Multiscale Structure and Mechanics of Bone in Glucocorticoid Induced Osteoporosis

Authors: Li Xi (Queen Mary, University of London)
Co-authored by industrial partner: No

Type: Thesis

State: Published (Approved)
Published: September 2016

Abstract: Glucocorticoid induced osteoporosis (GIOP), is the most common form of secondary osteoporosis, lowering bone mechanical properties. Glucocorticoids have effects on bone cells and bone remodelling cycles, resulting in alterations in bone structure and quality which increases fracture risk. However, the mechanisms by which GIOP increases fracture risk are not clearly understood, and clinical tools like dual-energy X-ray absorptiometry (DEXA) underestimate fracture risk. Therefore, it is likely that significant (but unknown) alterations in bone material quality at the nano- and microscale play an important role in increased fracture risk.
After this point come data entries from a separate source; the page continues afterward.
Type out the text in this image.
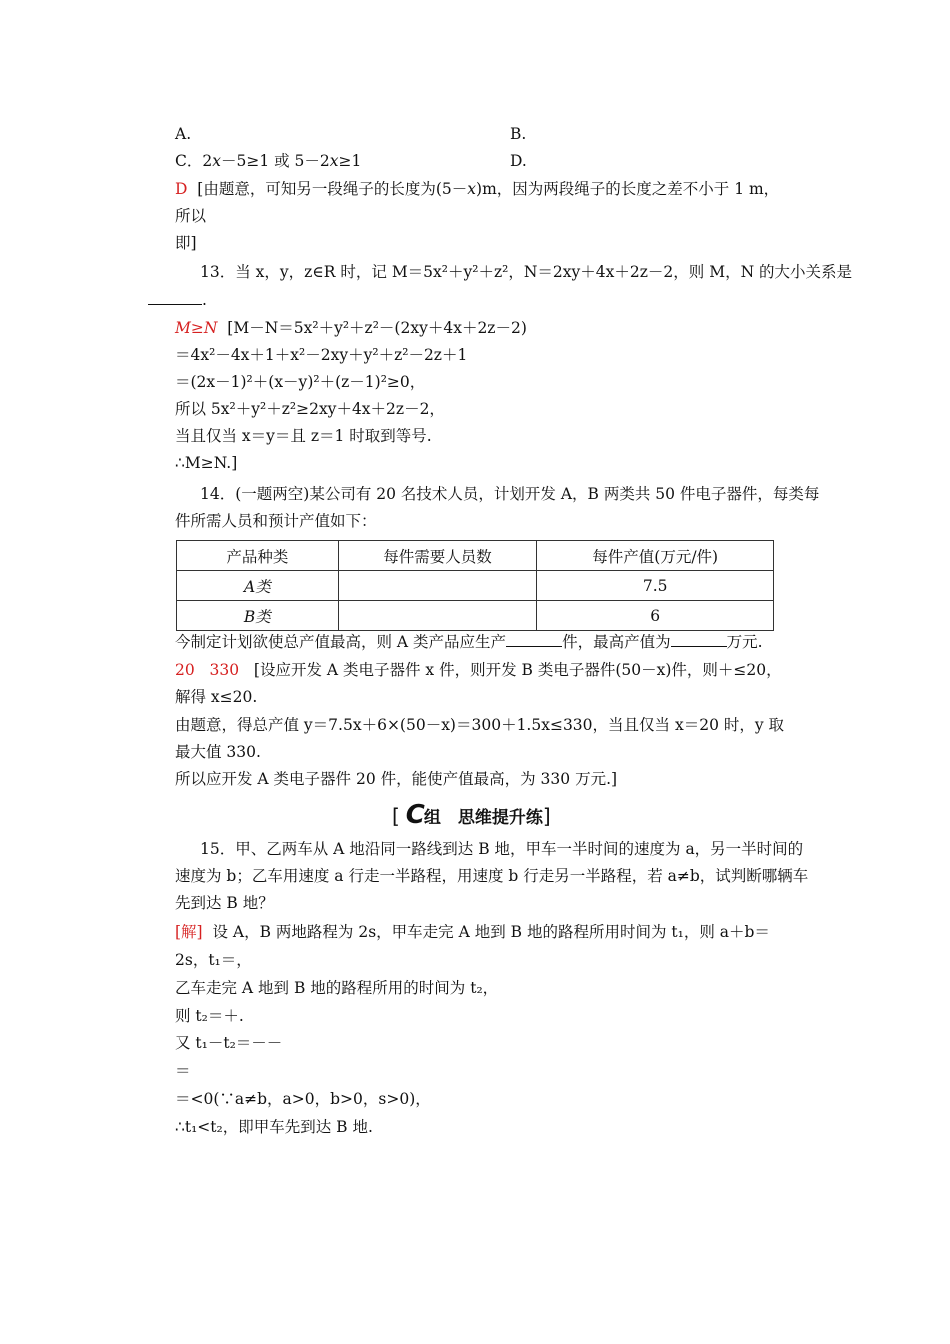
A.	B.
C．2x－5≥1 或 5－2x≥1	D.
D [由题意，可知另一段绳子的长度为(5－x)m，因为两段绳子的长度之差不小于 1 m，
所以
即]
13．当 x，y，z∈R 时，记 M＝5x²＋y²＋z²，N＝2xy＋4x＋2z－2，则 M，N 的大小关系是
.
M≥N [M－N＝5x²＋y²＋z²－(2xy＋4x＋2z－2)
＝4x²－4x＋1＋x²－2xy＋y²＋z²－2z＋1
＝(2x－1)²＋(x－y)²＋(z－1)²≥0，
所以 5x²＋y²＋z²≥2xy＋4x＋2z－2，
当且仅当 x＝y＝且 z＝1 时取到等号.
∴M≥N.]
14．(一题两空)某公司有 20 名技术人员，计划开发 A，B 两类共 50 件电子器件，每类每
件所需人员和预计产值如下：
产品种类	每件需要人员数	每件产值(万元/件)
A类		7.5
B类		6
今制定计划欲使总产值最高，则 A 类产品应生产	件，最高产值为	万元.
20 330 [设应开发 A 类电子器件 x 件，则开发 B 类电子器件(50－x)件，则＋≤20，
解得 x≤20.
由题意，得总产值 y＝7.5x＋6×(50－x)＝300＋1.5x≤330，当且仅当 x＝20 时，y 取
最大值 330.
所以应开发 A 类电子器件 20 件，能使产值最高，为 330 万元.]
[ C组　思维提升练]
15．甲、乙两车从 A 地沿同一路线到达 B 地，甲车一半时间的速度为 a，另一半时间的
速度为 b；乙车用速度 a 行走一半路程，用速度 b 行走另一半路程，若 a≠b，试判断哪辆车
先到达 B 地？
[解] 设 A，B 两地路程为 2s，甲车走完 A 地到 B 地的路程所用时间为 t₁，则 a＋b＝
2s，t₁＝，
乙车走完 A 地到 B 地的路程所用的时间为 t₂，
则 t₂＝＋.
又 t₁－t₂＝－－
＝
＝<0(∵a≠b，a>0，b>0，s>0)，
∴t₁<t₂，即甲车先到达 B 地.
Here, a mouse model for Cushing’s disease (endogenous production of glucocorticoids) was used, together with in situ mechanical testing combined with synchrotron X-ray scattering/diffraction (SAXS/WAXD), to investigate these nanoscale deformation alterations. Nanoscale deformation models were developed and used to predict fibrillar modulus from bone mineral concentration, and to simulate the strain rate effects on fibrillar and mineral modulus of bone. Our modelling results showed good agreement with experimental results. The microscale structure, composition and mechanical properties of femoral cortex in Crh−120/+ and wild-type mice at different developmental ages were studied using synchrotron diffraction, scanning electron microscopy, X-ray microtomography and nanoindentation. We find that the nanoscale fibrillar and mineral deformation mechanisms, microscale mineralization distribution and local tissue modulus of bone were significantly changed in Crh−120/+ mice compared to their wild-type littermates. Increased deformability of fibrils and mineral platelets were accompanied with more disorganized arrangement of both phases, as compared with wild-type mice. At the microscale, reduced mineral content with a heterogeneous mineralization and reduced local tissue modulus near femoral endosteal cortex were observed in Crh−120/+ mice. We propose that these alterations in nanoscale deformation mechanisms, and microscale heterogeneities are critical for the enhanced macroscale bone fragility in GIOP.